The Supreme Court struck down three portions of the state's law, SB 1070. The court ruled it unconstitutional to make it a state crime for an immigrant not to be carrying his or her immigration papers, to allow for arrests without a warrant in some situations, and to bar an undocumented immigrant from working in Arizona. But the high court upheld the most contentious piece of the law, which requires a police officer to check the immigration status of a person stopped, detained or arrested if there is reasonable suspicion that the person is in the country illegally.

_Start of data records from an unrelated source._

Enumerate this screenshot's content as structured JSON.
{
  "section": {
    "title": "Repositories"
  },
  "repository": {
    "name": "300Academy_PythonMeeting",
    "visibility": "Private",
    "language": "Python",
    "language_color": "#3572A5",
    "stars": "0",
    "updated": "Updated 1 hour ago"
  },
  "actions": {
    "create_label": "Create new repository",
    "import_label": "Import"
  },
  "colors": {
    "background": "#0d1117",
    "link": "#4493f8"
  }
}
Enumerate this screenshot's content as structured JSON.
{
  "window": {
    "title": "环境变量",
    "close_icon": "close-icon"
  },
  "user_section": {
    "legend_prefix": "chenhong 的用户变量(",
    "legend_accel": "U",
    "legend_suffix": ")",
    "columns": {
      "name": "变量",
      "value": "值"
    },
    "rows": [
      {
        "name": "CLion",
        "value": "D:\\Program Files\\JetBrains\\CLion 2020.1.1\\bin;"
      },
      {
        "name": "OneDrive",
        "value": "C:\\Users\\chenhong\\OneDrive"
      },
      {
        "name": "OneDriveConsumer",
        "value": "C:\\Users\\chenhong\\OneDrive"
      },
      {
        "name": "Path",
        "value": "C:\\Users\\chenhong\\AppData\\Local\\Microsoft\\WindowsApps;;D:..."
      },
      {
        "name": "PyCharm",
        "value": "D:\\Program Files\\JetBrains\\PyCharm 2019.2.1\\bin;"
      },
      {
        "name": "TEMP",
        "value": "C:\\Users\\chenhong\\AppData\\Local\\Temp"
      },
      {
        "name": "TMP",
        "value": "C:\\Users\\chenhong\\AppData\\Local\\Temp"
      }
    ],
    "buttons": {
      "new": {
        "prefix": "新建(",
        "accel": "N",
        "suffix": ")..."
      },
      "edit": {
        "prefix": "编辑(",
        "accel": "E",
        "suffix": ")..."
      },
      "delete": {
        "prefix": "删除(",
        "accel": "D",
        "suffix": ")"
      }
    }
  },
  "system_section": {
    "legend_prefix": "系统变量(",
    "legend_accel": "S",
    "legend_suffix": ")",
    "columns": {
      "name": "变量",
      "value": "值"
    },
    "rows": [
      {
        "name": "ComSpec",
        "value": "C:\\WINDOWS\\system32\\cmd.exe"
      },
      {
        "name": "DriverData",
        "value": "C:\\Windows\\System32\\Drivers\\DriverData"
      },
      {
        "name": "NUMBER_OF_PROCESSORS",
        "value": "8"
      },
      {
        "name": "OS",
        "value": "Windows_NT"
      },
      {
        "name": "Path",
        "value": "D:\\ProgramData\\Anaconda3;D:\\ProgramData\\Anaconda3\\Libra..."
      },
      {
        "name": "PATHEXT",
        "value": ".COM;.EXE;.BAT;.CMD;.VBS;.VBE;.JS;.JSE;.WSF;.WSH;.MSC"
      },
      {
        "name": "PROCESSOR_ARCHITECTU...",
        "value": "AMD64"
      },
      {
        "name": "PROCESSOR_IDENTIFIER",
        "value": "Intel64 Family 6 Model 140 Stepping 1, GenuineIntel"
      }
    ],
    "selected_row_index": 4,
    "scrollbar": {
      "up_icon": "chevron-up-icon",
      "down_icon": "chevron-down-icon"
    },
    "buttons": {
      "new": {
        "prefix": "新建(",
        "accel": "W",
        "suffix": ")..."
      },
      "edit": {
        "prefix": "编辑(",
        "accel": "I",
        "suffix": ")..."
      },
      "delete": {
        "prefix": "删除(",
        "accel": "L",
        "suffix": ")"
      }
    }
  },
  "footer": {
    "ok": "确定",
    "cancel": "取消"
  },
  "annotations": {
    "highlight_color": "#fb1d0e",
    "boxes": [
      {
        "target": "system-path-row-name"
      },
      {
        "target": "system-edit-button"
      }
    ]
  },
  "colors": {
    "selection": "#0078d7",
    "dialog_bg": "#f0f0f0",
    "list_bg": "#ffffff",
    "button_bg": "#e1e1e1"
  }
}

Arpaio, a proponent of the law, SB 1070, pushed back on charges that he is racist and that the Supreme Court gave him legal protection to continue what some say is racial profiling.

"I don't think the Supreme Court decision had anything to do with racial profiling, and to answer your question for the millionth time, I am not a racist," he told Ramos. "I am going to leave it at that."

Arpaio said he will be watching to see how the Justice Department makes the case that Arizona's police are engaged in racial profiling under the law. The Supreme Court left the door open for more challenges to the portion of SB 1070 it left in place.

"When we go to court, they are going to have to come up with all the evidence where they are accusing me and my dedicated deputies of racial profiling," Arpaio said. "It's always easy to throw the race card in there and that’s what they’re doing in Washington today, that they’re concerned about racial profiling."

He knocked the "arrogance" of the Justice Department for signaling it may now be selective about which undocumented immigrants it takes off the hands of state law enforcement, perhaps refusing to take minor violators into custody.

"That means, what do you do with the illegal alien? Dump them on the street? Probably, so that's a form of amnesty," Arpaio said. "As far as I'm concerned, it shows the arrogance of the Justice Department to now stop law enforcement from cooperating with ICE."

Ramos wrapped up the interview by thanking Arpaio for sharing his views, despite the fact that they don't see things eye to eye. At all.

"Thanks so much, even though we don't agree on anything," Ramos said.